Information about the next round of Civic Practice Grants will be available in summer 2020 at operaamerica.org/Grants.
Civic Practice Grants build upon OPERA America’s efforts in recent years to advance opera companies’ connections with and service to their communities. In 2013 and 2014, OPERA America’s Strategy Committee examined pressing issues challenging the field and identified an acute need to increase opera’s public value through reciprocal relationships — with both arts and non-arts organizations — and to use opera’s creative assets to address local priorities in an authentic manner. Although several pioneering companies had designed and implemented successful civic engagement initiatives, there were still significant gaps in knowledge, experience and research across the field.
In 2015, OPERA America made civic impact the theme of its annual conference in Washington, D.C., and with support from the National Endowment for the Arts in 2016, it created a Civic Action Group. This two-year initiative brought together staff from several operas companies, as well as experts in creative placemaking and community-based arts, to share approaches for serving communities through opera. To make the Civic Action Group’s learnings available to the entire field, OPERA America launched a resource hub at operaamerica.org/CivicPractice, featuring interviews with members of the Civic Action Group and an “Introduction to Civic Practice” primer.

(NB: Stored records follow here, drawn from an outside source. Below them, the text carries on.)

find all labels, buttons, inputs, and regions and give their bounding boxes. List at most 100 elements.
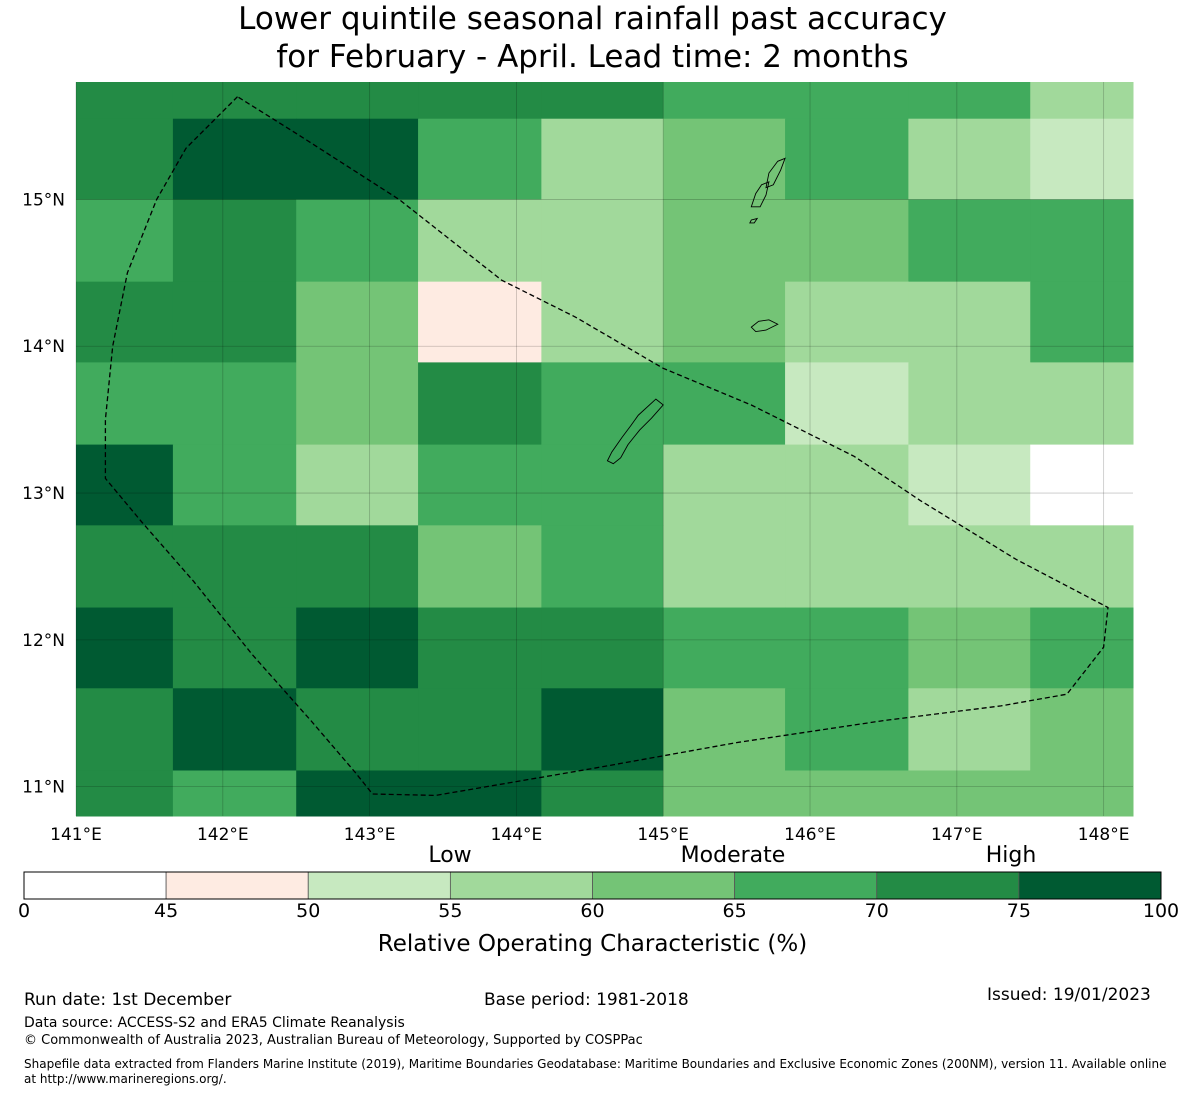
category-low-label: Low (428, 843, 472, 868)
grid-cell (663, 362, 786, 446)
grid-cell (1030, 607, 1134, 689)
grid-cell (172, 82, 297, 120)
grid-cell (785, 444, 909, 526)
longitude-label: 142°E (197, 825, 249, 845)
grid-cell (76, 199, 174, 283)
category-high-label: High (985, 843, 1037, 868)
island-outline (606, 398, 664, 465)
grid-cell (1030, 82, 1134, 120)
island-outline (749, 217, 759, 224)
grid-cell (418, 118, 542, 200)
grid-cell (785, 199, 909, 283)
grid-cell (76, 362, 174, 446)
grid-cell (76, 770, 174, 817)
grid-cell (1030, 525, 1134, 609)
colorbar-tick-label: 55 (438, 900, 463, 922)
grid-cell (663, 199, 786, 283)
title-line-1: Lower quintile seasonal rainfall past ac… (238, 1, 947, 37)
grid-cell (172, 688, 297, 771)
grid-cell (541, 688, 664, 771)
grid-cell (541, 525, 664, 609)
grid-cell (296, 281, 419, 363)
grid-cell (76, 82, 174, 120)
grid-cell (296, 199, 419, 283)
grid-cell (785, 607, 909, 689)
grid-cell (785, 281, 909, 363)
copyright: © Commonwealth of Australia 2023, Austra… (24, 1033, 643, 1048)
longitude-label: 146°E (784, 825, 836, 845)
colorbar-tick-label: 65 (722, 900, 747, 922)
grid-cell (663, 82, 786, 120)
grid-cell (785, 362, 909, 446)
colorbar-title: Relative Operating Characteristic (%) (377, 931, 808, 957)
colorbar-segment (876, 871, 1020, 900)
latitude-label: 13°N (22, 484, 65, 504)
grid-cell (1030, 362, 1134, 446)
grid-cell (296, 770, 419, 817)
grid-cell (76, 688, 174, 771)
grid-cell (785, 525, 909, 609)
longitude-label: 144°E (491, 825, 543, 845)
colorbar-tick-label: 45 (154, 900, 179, 922)
shapefile-credit: Shapefile data extracted from Flanders M… (24, 1057, 1167, 1086)
grid-cell (785, 118, 909, 200)
island-outline (750, 181, 770, 208)
grid-cell (296, 688, 419, 771)
grid-cell (1030, 281, 1134, 363)
colorbar-tick-label: 60 (580, 900, 605, 922)
grid-cell (172, 281, 297, 363)
grid-cell (418, 199, 542, 283)
base-period: Base period: 1981-2018 (484, 990, 689, 1010)
grid-cell (296, 444, 419, 526)
longitude-label: 145°E (637, 825, 689, 845)
colorbar-tick-label: 70 (864, 900, 889, 922)
grid-cell (541, 118, 664, 200)
grid-cell (541, 82, 664, 120)
lat-lon-gridlines (75, 82, 1133, 816)
grid-cell (1030, 770, 1134, 817)
grid-cell (1030, 199, 1134, 283)
colorbar-segment (307, 871, 451, 900)
latitude-label: 12°N (22, 631, 65, 651)
grid-cells (76, 82, 1134, 817)
colorbar-segment (165, 871, 309, 900)
latitude-label: 11°N (22, 778, 65, 798)
island-outline (765, 157, 786, 189)
longitude-label: 147°E (931, 825, 983, 845)
grid-cell (908, 444, 1031, 526)
grid-cell (418, 444, 542, 526)
grid-cell (418, 688, 542, 771)
grid-cell (908, 607, 1031, 689)
grid-cell (296, 362, 419, 446)
colorbar-tick-label: 0 (17, 900, 31, 922)
colorbar-tick-label: 100 (1142, 900, 1180, 922)
grid-cell (1030, 688, 1134, 771)
grid-cell (418, 281, 542, 363)
longitude-label: 143°E (344, 825, 396, 845)
grid-cell (418, 770, 542, 817)
grid-cell (418, 362, 542, 446)
grid-cell (908, 118, 1031, 200)
longitude-labels: 141°E 142°E 143°E 144°E 145°E 146°E 147°E 148°E (50, 825, 1129, 845)
grid-cell (663, 770, 786, 817)
grid-cell (76, 118, 174, 200)
grid-cell (785, 770, 909, 817)
colorbar-segment (23, 871, 167, 900)
longitude-label: 141°E (50, 825, 102, 845)
island-outlines (606, 157, 786, 465)
grid-cell (1030, 118, 1134, 200)
island-outline (750, 319, 779, 333)
grid-cell (76, 525, 174, 609)
grid-cell (908, 281, 1031, 363)
grid-cell (663, 118, 786, 200)
colorbar-segment (449, 871, 593, 900)
grid-cell (172, 118, 297, 200)
grid-cell (76, 281, 174, 363)
grid-cell (785, 82, 909, 120)
grid-cell (296, 118, 419, 200)
grid-cell (908, 770, 1031, 817)
colorbar-segment (734, 871, 878, 900)
grid-cell (296, 607, 419, 689)
grid-cell (418, 525, 542, 609)
category-moderate-label: Moderate (680, 843, 786, 868)
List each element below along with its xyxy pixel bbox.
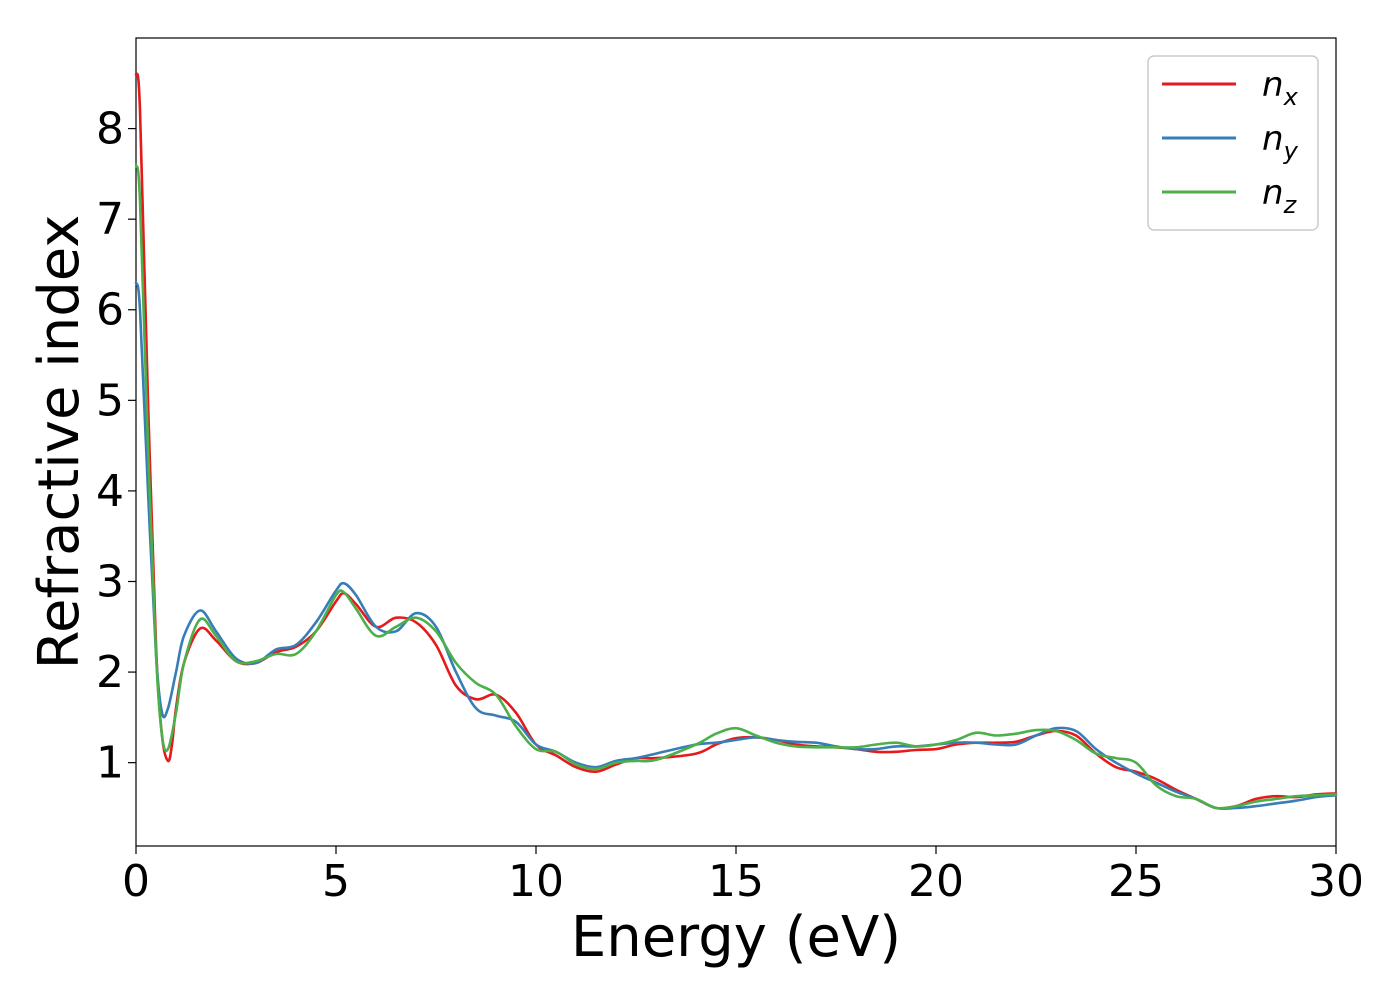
- legend-label-nx: nx: [1262, 65, 1299, 111]
- series-line-nz: [134, 163, 1338, 810]
- x-tick-label: 5: [322, 856, 350, 907]
- legend-label-subscript: x: [1283, 83, 1299, 111]
- y-tick-label: 1: [96, 738, 124, 789]
- x-tick-label: 30: [1308, 856, 1364, 907]
- legend-label-base: n: [1262, 173, 1284, 213]
- legend-label-subscript: y: [1283, 137, 1299, 165]
- x-tick-label: 25: [1108, 856, 1164, 907]
- series-line-ny: [134, 281, 1338, 811]
- legend-label-subscript: z: [1283, 191, 1298, 219]
- y-tick-label: 2: [96, 647, 124, 698]
- y-tick-label: 3: [96, 556, 124, 607]
- x-tick-label: 10: [508, 856, 564, 907]
- legend-label-nz: nz: [1262, 173, 1298, 219]
- x-tick-label: 20: [908, 856, 964, 907]
- legend-label-base: n: [1262, 119, 1284, 159]
- y-tick-label: 5: [96, 375, 124, 426]
- y-tick-label: 6: [96, 285, 124, 336]
- y-axis-ticks: 1 2 3 4 5 6 7 8: [96, 104, 136, 789]
- series-layer: [134, 72, 1338, 811]
- y-tick-label: 4: [96, 466, 124, 517]
- plot-area: [134, 37, 1338, 847]
- y-tick-label: 7: [96, 194, 124, 245]
- plot-frame: [135, 37, 1337, 847]
- y-axis-title: Refractive index: [27, 215, 92, 670]
- legend-label-base: n: [1262, 65, 1284, 105]
- legend-box: [1147, 55, 1319, 231]
- x-axis-title: Energy (eV): [571, 905, 901, 970]
- legend-label-ny: ny: [1262, 119, 1299, 165]
- y-tick-label: 8: [96, 104, 124, 155]
- x-axis-ticks: 0 5 10 15 20 25 30: [122, 846, 1364, 907]
- x-tick-label: 0: [122, 856, 150, 907]
- x-tick-label: 15: [708, 856, 764, 907]
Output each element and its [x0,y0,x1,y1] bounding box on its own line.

With continued support from the National Endowment for the Arts in 2018, OPERA America initiated a series of regional Civic Practice Workshops, bringing together opera company representatives to examine how they have integrated civic practice into their organizational operations and created and sustained community partnerships. The first workshop was hosted by Austin Opera, and additional workshops will be held throughout 2019 in Orlando, Memphis and Omaha.
For its annual conference this June in San Francisco, OPERA America has made civic practice one of three key themes to be explored, with sessions focusing on topics such as community advisory panels, ROI on civic practice, new generations of board members, and creating safe spaces for underrepresented communities. A plenary session on civic practice will be moderated by Jane Chu, former chair of the National Endowment for the Arts.
About the Opera Fund
OPERA America’s long tradition of supporting the creation and development of new works led to the formation of its Opera Fund endowment, which allows OPERA America to sustain a number of grant programs. Since the Opera Fund’s inception, OPERA America has granted nearly $13 million to assist companies with the expenses associated with creating and developing new works, as well as related audience-engagement initiatives. The Opera Fund has supported such works as Akhnaten (Philip Glass), Bel Canto (Jimmy López), Cold Sassy Tree (Carlisle Floyd), Elmer Gantry (Robert Aldridge), JFK (David T. Little), Little Women (Mark Adamo), Moby-Dick (Jake Heggie), Nixon in China (John Adams), Silent Night (Kevin Puts) and A Streetcar Named Desire (André Previn).
The Opera Fund was launched by the National Endowment for the Arts, and it is funded by The Helen F. Whitaker Fund, Lee Day Gillespie, Lloyd and Mary Ann Gerlach, The Andrew W. Mellon Foundation, The William and Flora Hewlett Foundation, the John S. and James L. Knight Foundation and The George Cedric Metcalf Charitable Foundation.